Only lesions in the affected cerebral hemisphere detected by the CNN were selected for the analysis with a volume threshold of >0.1 mL and a probability threshold of 0.5 for lesion inclusion. False positive lesions in the contralateral hemisphere or cerebellum were discarded from the analysis. This approach was chosen because in LVO, the site of arterial occlusion, and thus the affected hemisphere is readily identifiable from CTA.
Convolutional neural network performance was compared against a commercial software (RAPID, iSchemaView) in determining the infarct core volume derived from CTP as this is a validated and widely used method for treatment selection. The effect of two clinically relevant time windows (0–6 h and 6–24 h from symptom onset to start of CT protocol) on CNN and CTP-RAPID output accuracy in final infarct volume prediction was also tested. Patients whose time of symptom onset could not be accurately inferred from patient history (n = 32), were assigned to the 6–24 h time window. These were patients with either a wake-up stroke or patients who were found with stroke symptoms and who were last known to be well ≤24 h from presentation to the emergency department.

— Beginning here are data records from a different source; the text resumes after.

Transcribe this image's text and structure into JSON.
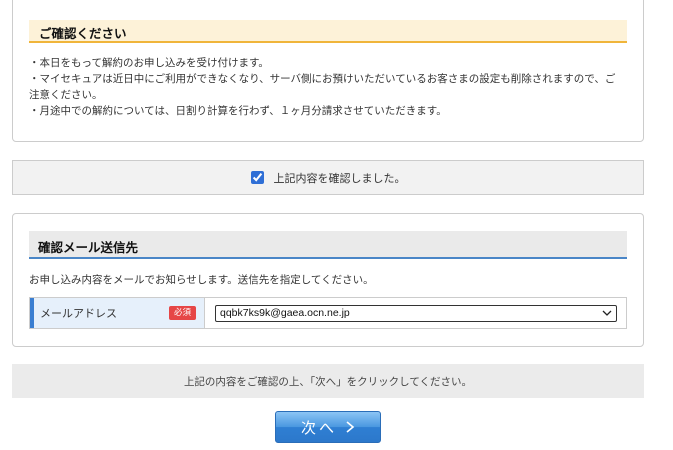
{
  "notice": {
    "title": "ご確認ください",
    "lines": [
      "・本日をもって解約のお申し込みを受け付けます。",
      "・マイセキュアは近日中にご利用ができなくなり、サーバ側にお預けいただいているお客さまの設定も削除されますので、ご",
      "注意ください。",
      "・月途中での解約については、日割り計算を行わず、１ヶ月分請求させていただきます。"
    ]
  },
  "confirm": {
    "label": "上記内容を確認しました。",
    "checked": true
  },
  "email_section": {
    "title": "確認メール送信先",
    "description": "お申し込み内容をメールでお知らせします。送信先を指定してください。",
    "field_label": "メールアドレス",
    "required_badge": "必須",
    "selected_email": "qqbk7ks9k@gaea.ocn.ne.jp"
  },
  "footer": {
    "instruction": "上記の内容をご確認の上、「次へ」をクリックしてください。",
    "next_label": "次へ"
  },
  "colors": {
    "accent_blue": "#3a7ed1",
    "notice_border": "#f0b53a",
    "required_red": "#e64646"
  },
  "icons": {
    "dropdown": "chevron-down-icon",
    "next": "chevron-right-icon"
  }
}
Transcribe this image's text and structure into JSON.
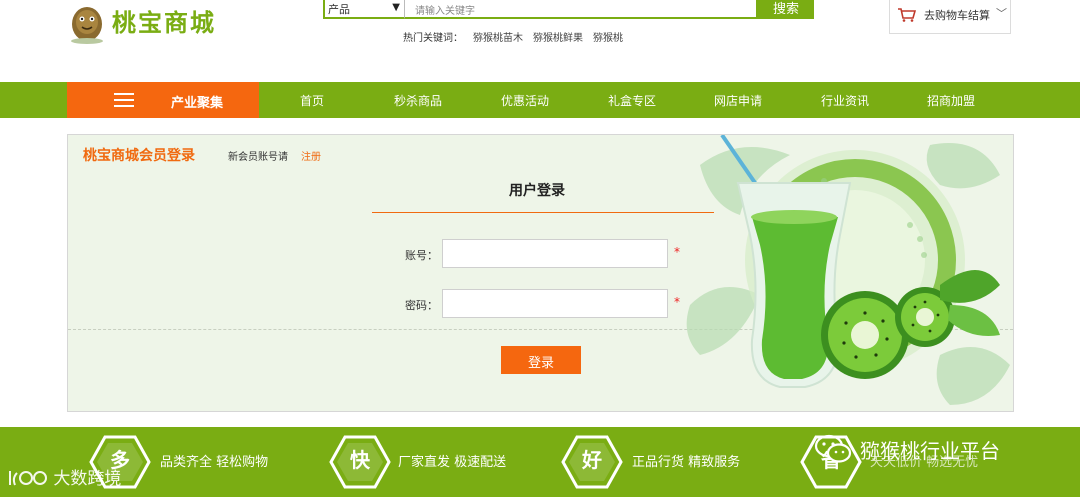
{
  "header": {
    "logo_text": "桃宝商城",
    "search": {
      "category": "产品",
      "placeholder": "请输入关键字",
      "button": "搜索"
    },
    "hot_keywords_label": "热门关键词：",
    "hot_keywords": [
      "猕猴桃苗木",
      "猕猴桃鲜果",
      "猕猴桃"
    ],
    "cart_label": "去购物车结算"
  },
  "nav": {
    "category_label": "产业聚集",
    "items": [
      "首页",
      "秒杀商品",
      "优惠活动",
      "礼盒专区",
      "网店申请",
      "行业资讯",
      "招商加盟"
    ]
  },
  "login": {
    "panel_title": "桃宝商城会员登录",
    "new_member_text": "新会员账号请",
    "register_link": "注册",
    "heading": "用户登录",
    "account_label": "账号：",
    "password_label": "密码：",
    "required_mark": "*",
    "submit": "登录"
  },
  "footer": {
    "features": [
      {
        "badge": "多",
        "text": "品类齐全 轻松购物"
      },
      {
        "badge": "快",
        "text": "厂家直发 极速配送"
      },
      {
        "badge": "好",
        "text": "正品行货 精致服务"
      },
      {
        "badge": "省",
        "text": "天天低价 畅选无忧"
      }
    ]
  },
  "watermarks": {
    "left": "大数跨境",
    "right": "猕猴桃行业平台"
  },
  "colors": {
    "brand_green": "#7aad13",
    "accent_orange": "#f5670f",
    "panel_bg": "#eef5e8"
  }
}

ASPECTS anatomical regions were visually evaluated to determine CNN performance regarding anatomical accuracy against expert segmentation, that is, did the CNN predicted lesions’ locations match the final infarct locations within the ASPECTS regions in the middle cerebral artery territory. Individual regions were labeled “positive” or “negative” for ischemic changes by a radiologist (LH), as determined by the CNN from acute phase CTA and by manual segmentations from follow-up CT. Manual segmentations were considered as ground truths. Accuracy, sensitivity, specificity, and Sørensen-Dice similarity coefficient were calculated from the regions’ true or false labeling.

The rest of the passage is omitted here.